We do not believe that the ultimate outcome of any such pending matters is probable or reasonably estimable, or that these matters will have a material adverse effect on our business; however, the results of litigation and claims are inherently unpredictable. Regardless of the outcome, litigation can have an adverse impact on us because of litigation and settlement costs, diversion of management resources, and other factors.

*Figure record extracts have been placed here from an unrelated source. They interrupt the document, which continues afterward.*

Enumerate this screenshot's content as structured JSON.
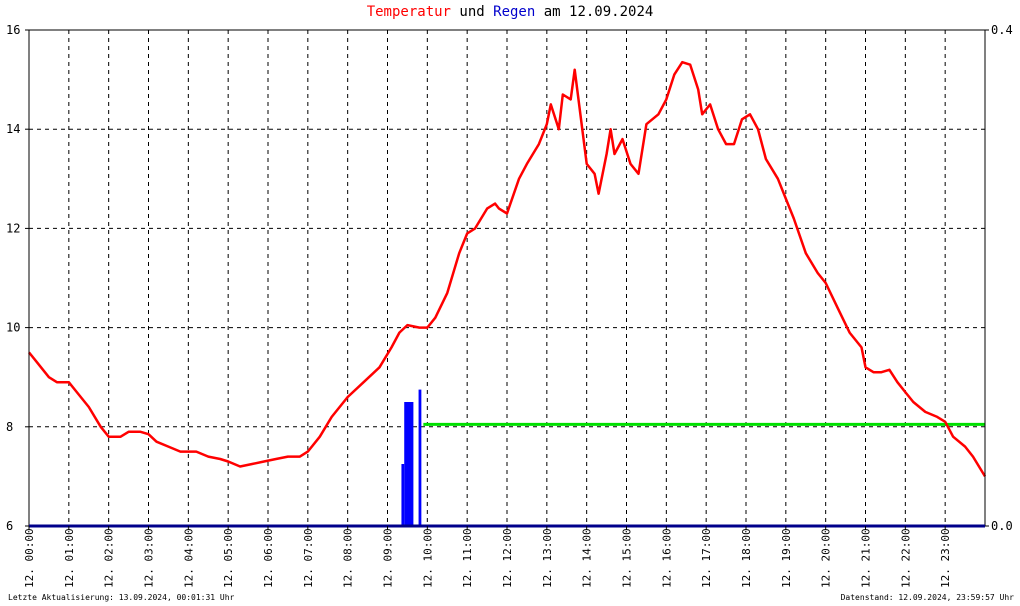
{
  "title": {
    "part1": "Temperatur",
    "part2": " und ",
    "part3": "Regen",
    "part4": " am 12.09.2024"
  },
  "footer": {
    "left": "Letzte Aktualisierung: 13.09.2024, 00:01:31 Uhr",
    "right": "Datenstand: 12.09.2024, 23:59:57 Uhr"
  },
  "colors": {
    "temperature": "#ff0000",
    "rain": "#0000ff",
    "reference": "#00e000",
    "baseline": "#00008b",
    "grid": "#000000"
  },
  "chart_data": {
    "type": "line",
    "x_unit": "hour of day",
    "xlim": [
      0,
      24
    ],
    "ylim_left": [
      6,
      16
    ],
    "ylim_right": [
      0.0,
      0.4
    ],
    "left_ticks": [
      "6",
      "8",
      "10",
      "12",
      "14",
      "16"
    ],
    "right_ticks": [
      "0.0",
      "0.4"
    ],
    "x_tick_labels": [
      "12. 00:00",
      "12. 01:00",
      "12. 02:00",
      "12. 03:00",
      "12. 04:00",
      "12. 05:00",
      "12. 06:00",
      "12. 07:00",
      "12. 08:00",
      "12. 09:00",
      "12. 10:00",
      "12. 11:00",
      "12. 12:00",
      "12. 13:00",
      "12. 14:00",
      "12. 15:00",
      "12. 16:00",
      "12. 17:00",
      "12. 18:00",
      "12. 19:00",
      "12. 20:00",
      "12. 21:00",
      "12. 22:00",
      "12. 23:00"
    ],
    "grid": true,
    "series": [
      {
        "kind": "temperature",
        "axis": "left",
        "x": [
          0,
          0.2,
          0.5,
          0.7,
          1.0,
          1.2,
          1.5,
          1.8,
          2.0,
          2.3,
          2.5,
          2.8,
          3.0,
          3.2,
          3.5,
          3.8,
          4.0,
          4.2,
          4.5,
          4.8,
          5.0,
          5.3,
          5.6,
          5.9,
          6.2,
          6.5,
          6.8,
          7.0,
          7.3,
          7.6,
          8.0,
          8.4,
          8.8,
          9.1,
          9.3,
          9.5,
          9.8,
          10.0,
          10.2,
          10.5,
          10.8,
          11.0,
          11.2,
          11.5,
          11.7,
          11.8,
          12.0,
          12.3,
          12.5,
          12.8,
          13.0,
          13.1,
          13.3,
          13.4,
          13.6,
          13.7,
          14.0,
          14.2,
          14.3,
          14.5,
          14.6,
          14.7,
          14.9,
          15.1,
          15.3,
          15.5,
          15.8,
          16.0,
          16.2,
          16.4,
          16.6,
          16.8,
          16.9,
          17.1,
          17.3,
          17.5,
          17.7,
          17.9,
          18.1,
          18.3,
          18.5,
          18.8,
          19.0,
          19.2,
          19.5,
          19.8,
          20.0,
          20.3,
          20.6,
          20.9,
          21.0,
          21.2,
          21.4,
          21.6,
          21.8,
          22.0,
          22.2,
          22.5,
          22.8,
          23.0,
          23.2,
          23.5,
          23.7,
          24.0
        ],
        "values": [
          9.5,
          9.3,
          9.0,
          8.9,
          8.9,
          8.7,
          8.4,
          8.0,
          7.8,
          7.8,
          7.9,
          7.9,
          7.85,
          7.7,
          7.6,
          7.5,
          7.5,
          7.5,
          7.4,
          7.35,
          7.3,
          7.2,
          7.25,
          7.3,
          7.35,
          7.4,
          7.4,
          7.5,
          7.8,
          8.2,
          8.6,
          8.9,
          9.2,
          9.6,
          9.9,
          10.05,
          10.0,
          10.0,
          10.2,
          10.7,
          11.5,
          11.9,
          12.0,
          12.4,
          12.5,
          12.4,
          12.3,
          13.0,
          13.3,
          13.7,
          14.1,
          14.5,
          14.0,
          14.7,
          14.6,
          15.2,
          13.3,
          13.1,
          12.7,
          13.5,
          14.0,
          13.5,
          13.8,
          13.3,
          13.1,
          14.1,
          14.3,
          14.6,
          15.1,
          15.35,
          15.3,
          14.8,
          14.3,
          14.5,
          14.0,
          13.7,
          13.7,
          14.2,
          14.3,
          14.0,
          13.4,
          13.0,
          12.6,
          12.2,
          11.5,
          11.1,
          10.9,
          10.4,
          9.9,
          9.6,
          9.2,
          9.1,
          9.1,
          9.15,
          8.9,
          8.7,
          8.5,
          8.3,
          8.2,
          8.1,
          7.8,
          7.6,
          7.4,
          7.0
        ]
      },
      {
        "kind": "rain",
        "axis": "right",
        "bars": [
          {
            "x0": 9.35,
            "x1": 9.42,
            "value": 0.05
          },
          {
            "x0": 9.42,
            "x1": 9.65,
            "value": 0.1
          },
          {
            "x0": 9.78,
            "x1": 9.85,
            "value": 0.11
          }
        ]
      },
      {
        "kind": "reference",
        "axis": "left",
        "x": [
          9.9,
          24.0
        ],
        "values": [
          8.05,
          8.05
        ]
      }
    ]
  }
}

Please see subsection titled Legal Proceedings, in Part II, Item 1 of this Quarterly Report on Form 10-Q.
Indemnification
Pursuant to Delaware law and agreements entered into with each of our directors and officers, we may have obligations, under certain circumstances, to hold harmless and indemnify each of our directors and officers against losses suffered or incurred by the indemnified party in connection with their service to us, and judgements, fines, settlements and expenses related to claims arising against such directors and officers to the fullest extent permitted under Delaware law, our bylaws and our certificate of incorporation. We also enter and have entered into indemnification agreements with our directors and officers that may require us to indemnify them against liabilities that arise by reason of their status or service as directors or officers, except as prohibited by applicable law. In addition, we may have obligations to hold harmless and indemnify third parties involved with our fundraising efforts and their respective affiliates, directors, officers, employees, agents or other representatives against any and all losses, claims, damages and liabilities related to claims arising against such parties pursuant to the terms of agreements entered into between such third parties and us in connection with such fundraising efforts. To the extent that any such indemnification obligations apply to the lawsuits described above, any associated expenses incurred are included within the related accrued litigation expense amounts. No additional liability associated with such indemnification obligations has been recorded as of June 30, 2025 and December 31, 2024.